Keying What You See In Early English Books Two years ago at DRH 2000, at the very inception
of the EEBO text conversion project, I outlined what at that stage seemed to be the peculiar challenges of the EEBO project, as well as the strategies that we proposed to cope with them as best we could.
The present paper will be a progress report of sorts: a reassessment, two years into the project and a year and a half into real
production, of the project's working assumptions and the strategies that were adopted in response to this project's unusual character.
The Michigan way of producing electronic texts has become increasingly well defined in recent years, and increasingly oriented toward bulk production and bulk distribution under generic systems. It seems to us the approach best suited to a production unit based in a library, since it is oriented toward producing standardized digital libraries, not individual works, however superlative and seductive they may be.
It is this approach that we have applied to EEBO, and may be summed up as involving: (1) the application of simple and strict data capture standards; (2) a determination to distinguish only those features that are essential to retrieval, navigation, or intelligible display (and that can be described by means of typographic and other predictable visual cues); and (3) division of labor: automate what can be; outsource what cannot be; and reserve
interpretation and quality assurance for specialist in house staff. In the case of EEBO I would add: (4) planning for mistakes, the "principle of graceful degradation"-- that is, trying to ensure that even when features fail to be recognized, they are nevertheless captured in a way that allows for useful retrieval.
EEBO has put all this to the test: it is a large project now (ca. 1200 books processed by conference time) and potentially a huge one; its material is as varied in format, language, type, and convention as the inventiveness of 16th- and 17th-century authors and printers could supply; and its underlying physical form (1-bit digital scans of microfilm copies of often poorly printed and preserved early books) makes legibility a constant problem. Finally, the electronic texts produced by the project have been produced, at least in part, for scholars; i.e., for an audience not necessarily forgiving of imprecision, inaccuracy, or inconsistency.

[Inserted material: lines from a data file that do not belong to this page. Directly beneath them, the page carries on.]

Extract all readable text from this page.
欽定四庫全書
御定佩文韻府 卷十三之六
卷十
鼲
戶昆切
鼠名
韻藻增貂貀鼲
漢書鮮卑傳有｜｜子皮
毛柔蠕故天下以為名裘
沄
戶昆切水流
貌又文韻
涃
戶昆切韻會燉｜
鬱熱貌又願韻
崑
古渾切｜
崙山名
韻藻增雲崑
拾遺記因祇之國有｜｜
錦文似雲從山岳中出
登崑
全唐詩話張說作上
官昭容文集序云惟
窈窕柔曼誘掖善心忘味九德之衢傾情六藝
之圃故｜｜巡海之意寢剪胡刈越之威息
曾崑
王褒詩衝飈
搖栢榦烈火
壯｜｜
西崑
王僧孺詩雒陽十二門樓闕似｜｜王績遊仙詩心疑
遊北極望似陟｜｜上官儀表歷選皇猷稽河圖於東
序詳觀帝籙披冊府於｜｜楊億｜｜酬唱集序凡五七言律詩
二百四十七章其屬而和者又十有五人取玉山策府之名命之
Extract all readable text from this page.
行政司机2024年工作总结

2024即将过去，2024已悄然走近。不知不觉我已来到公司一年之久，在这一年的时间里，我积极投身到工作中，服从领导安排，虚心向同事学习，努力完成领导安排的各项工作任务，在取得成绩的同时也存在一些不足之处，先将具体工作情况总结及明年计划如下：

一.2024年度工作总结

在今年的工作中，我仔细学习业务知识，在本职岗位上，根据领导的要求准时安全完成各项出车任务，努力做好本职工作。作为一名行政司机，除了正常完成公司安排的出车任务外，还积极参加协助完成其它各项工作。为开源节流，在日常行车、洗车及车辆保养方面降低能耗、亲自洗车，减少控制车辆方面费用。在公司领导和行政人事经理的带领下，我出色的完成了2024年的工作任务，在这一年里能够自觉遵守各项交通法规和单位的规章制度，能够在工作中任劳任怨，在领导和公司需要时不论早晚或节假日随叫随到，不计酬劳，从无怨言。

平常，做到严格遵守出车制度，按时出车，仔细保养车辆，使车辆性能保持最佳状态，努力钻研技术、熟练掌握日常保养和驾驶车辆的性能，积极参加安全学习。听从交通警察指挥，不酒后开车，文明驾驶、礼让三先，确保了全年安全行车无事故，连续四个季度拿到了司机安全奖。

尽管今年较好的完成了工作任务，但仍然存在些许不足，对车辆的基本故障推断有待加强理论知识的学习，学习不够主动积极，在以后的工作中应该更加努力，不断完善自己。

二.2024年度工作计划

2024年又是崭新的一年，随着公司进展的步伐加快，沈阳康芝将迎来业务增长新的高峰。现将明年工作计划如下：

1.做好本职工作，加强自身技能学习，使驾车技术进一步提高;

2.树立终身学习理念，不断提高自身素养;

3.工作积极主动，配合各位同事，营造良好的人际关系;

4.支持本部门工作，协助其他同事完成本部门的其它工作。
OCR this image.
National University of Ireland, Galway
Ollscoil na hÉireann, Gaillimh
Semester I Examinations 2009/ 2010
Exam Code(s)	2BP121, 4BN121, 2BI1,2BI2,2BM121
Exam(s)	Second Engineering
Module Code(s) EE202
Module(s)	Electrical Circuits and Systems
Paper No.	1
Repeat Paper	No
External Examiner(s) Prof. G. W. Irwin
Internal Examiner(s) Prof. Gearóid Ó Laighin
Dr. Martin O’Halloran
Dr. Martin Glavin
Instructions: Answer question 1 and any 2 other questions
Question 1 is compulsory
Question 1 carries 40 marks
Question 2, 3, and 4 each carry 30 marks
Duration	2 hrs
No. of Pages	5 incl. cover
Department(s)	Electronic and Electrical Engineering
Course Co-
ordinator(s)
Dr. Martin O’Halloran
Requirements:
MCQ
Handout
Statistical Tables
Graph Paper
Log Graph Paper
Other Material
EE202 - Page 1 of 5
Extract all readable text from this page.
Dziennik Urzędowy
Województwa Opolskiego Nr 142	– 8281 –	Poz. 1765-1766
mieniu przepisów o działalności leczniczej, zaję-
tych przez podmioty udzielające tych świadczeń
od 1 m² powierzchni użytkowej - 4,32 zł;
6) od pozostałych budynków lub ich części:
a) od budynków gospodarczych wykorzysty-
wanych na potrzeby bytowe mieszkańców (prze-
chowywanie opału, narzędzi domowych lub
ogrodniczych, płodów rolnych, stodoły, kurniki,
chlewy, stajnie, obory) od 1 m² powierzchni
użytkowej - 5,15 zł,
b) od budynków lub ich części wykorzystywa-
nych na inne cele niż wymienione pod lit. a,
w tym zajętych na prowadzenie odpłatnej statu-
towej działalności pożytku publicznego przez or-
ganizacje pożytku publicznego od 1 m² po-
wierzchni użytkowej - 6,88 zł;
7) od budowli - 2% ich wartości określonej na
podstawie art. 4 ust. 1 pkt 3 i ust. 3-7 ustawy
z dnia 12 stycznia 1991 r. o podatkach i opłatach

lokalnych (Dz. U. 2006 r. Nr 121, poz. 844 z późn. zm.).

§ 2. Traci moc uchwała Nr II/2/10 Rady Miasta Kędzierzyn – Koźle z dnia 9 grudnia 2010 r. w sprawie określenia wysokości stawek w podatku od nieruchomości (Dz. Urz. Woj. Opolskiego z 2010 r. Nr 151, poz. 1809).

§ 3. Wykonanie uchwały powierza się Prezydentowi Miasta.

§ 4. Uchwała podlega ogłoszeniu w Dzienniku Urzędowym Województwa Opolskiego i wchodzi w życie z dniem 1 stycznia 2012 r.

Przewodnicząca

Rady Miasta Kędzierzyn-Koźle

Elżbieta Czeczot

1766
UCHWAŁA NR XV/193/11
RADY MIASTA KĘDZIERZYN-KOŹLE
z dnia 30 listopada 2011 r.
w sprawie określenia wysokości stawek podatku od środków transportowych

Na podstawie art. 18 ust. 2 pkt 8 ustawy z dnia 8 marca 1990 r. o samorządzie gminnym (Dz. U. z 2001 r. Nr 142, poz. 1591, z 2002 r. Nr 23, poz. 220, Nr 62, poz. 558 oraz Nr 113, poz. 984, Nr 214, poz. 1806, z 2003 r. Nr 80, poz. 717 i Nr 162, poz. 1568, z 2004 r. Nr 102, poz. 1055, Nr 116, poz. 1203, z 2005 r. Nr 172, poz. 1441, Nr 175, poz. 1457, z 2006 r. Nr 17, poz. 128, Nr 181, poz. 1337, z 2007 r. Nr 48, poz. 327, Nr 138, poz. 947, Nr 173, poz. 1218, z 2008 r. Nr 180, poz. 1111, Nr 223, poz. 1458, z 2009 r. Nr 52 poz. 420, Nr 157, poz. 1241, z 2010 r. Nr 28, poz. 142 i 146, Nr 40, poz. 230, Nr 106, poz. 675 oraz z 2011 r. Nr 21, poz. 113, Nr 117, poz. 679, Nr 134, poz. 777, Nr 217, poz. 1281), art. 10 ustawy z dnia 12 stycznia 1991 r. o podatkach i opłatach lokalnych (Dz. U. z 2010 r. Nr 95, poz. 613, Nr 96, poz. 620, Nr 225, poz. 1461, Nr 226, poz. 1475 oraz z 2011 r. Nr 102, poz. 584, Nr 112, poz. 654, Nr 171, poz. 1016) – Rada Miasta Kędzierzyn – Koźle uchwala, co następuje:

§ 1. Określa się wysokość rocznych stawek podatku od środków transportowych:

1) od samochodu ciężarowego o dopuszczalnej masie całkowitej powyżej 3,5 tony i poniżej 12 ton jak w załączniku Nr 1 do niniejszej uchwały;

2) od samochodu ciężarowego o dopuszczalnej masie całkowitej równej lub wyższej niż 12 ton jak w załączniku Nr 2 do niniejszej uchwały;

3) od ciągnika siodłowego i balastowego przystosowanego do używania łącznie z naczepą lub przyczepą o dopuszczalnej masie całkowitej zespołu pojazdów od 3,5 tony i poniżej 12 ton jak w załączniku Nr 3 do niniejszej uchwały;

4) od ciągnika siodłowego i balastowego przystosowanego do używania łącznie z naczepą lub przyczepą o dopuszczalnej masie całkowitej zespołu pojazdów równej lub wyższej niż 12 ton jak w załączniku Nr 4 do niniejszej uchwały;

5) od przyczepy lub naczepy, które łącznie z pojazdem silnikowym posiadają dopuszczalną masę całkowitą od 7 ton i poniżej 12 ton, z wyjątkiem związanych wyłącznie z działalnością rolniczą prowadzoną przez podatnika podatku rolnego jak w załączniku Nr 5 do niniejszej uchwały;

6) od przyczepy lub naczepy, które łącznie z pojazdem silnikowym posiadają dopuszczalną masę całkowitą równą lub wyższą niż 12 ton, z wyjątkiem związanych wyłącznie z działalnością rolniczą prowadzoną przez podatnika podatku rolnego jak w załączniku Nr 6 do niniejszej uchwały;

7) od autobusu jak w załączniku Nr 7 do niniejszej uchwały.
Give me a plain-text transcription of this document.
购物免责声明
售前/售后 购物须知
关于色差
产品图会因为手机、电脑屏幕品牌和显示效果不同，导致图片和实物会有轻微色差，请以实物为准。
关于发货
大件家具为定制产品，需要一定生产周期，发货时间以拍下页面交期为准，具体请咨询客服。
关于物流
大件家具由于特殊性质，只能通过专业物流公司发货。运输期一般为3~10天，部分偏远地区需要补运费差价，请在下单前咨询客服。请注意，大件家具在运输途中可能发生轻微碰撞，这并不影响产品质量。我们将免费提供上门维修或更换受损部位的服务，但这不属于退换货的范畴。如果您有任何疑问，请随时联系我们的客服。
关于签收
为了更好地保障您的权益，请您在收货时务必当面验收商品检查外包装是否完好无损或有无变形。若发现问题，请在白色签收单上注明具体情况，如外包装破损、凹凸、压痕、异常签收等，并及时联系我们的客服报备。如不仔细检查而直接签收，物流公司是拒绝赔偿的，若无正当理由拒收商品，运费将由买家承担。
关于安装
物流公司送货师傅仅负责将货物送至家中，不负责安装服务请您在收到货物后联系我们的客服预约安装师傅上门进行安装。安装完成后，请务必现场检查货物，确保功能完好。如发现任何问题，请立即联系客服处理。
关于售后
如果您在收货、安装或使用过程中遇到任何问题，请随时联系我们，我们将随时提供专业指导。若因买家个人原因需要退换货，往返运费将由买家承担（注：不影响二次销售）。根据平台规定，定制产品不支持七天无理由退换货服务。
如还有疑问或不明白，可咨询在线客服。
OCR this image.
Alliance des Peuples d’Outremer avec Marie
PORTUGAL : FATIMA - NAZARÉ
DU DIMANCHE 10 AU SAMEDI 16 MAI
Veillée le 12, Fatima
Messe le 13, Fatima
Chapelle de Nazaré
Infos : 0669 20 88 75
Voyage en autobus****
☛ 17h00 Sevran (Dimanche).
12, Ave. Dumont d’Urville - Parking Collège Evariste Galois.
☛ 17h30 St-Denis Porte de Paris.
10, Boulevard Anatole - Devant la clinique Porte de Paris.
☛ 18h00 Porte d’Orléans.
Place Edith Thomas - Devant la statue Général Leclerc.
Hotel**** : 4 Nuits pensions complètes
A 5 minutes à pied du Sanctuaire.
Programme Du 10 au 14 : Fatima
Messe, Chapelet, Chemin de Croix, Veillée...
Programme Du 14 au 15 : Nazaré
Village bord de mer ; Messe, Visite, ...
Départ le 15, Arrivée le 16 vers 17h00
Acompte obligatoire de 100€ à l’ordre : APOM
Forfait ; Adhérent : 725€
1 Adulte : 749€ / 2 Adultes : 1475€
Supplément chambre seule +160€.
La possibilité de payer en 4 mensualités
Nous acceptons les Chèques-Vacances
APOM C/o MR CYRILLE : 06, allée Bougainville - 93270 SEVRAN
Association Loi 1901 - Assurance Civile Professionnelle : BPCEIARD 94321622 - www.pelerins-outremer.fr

Some of the results have been predictable: for example, the scope, scale, and quality standards of the project are under constant pressure and remain subject to revision.
Other results, however, rather fly in the face of conventional wisdom about data capture, as well as rendering some of our working assumptions dubious, particularly and most interestingly as regards the role of interpretation. Interpretation, it appears, whether at the character and word level or at the structural level, is not something that should or even can be eschewed, assigned, or rigidly controlled. Instead, it is something that has to be allowed for at every point where a human mind encounters the text, whether it be that of a keyer in India typing in ecclesiastical Latin or a specialist reviewer in Oxford correcting the tagging.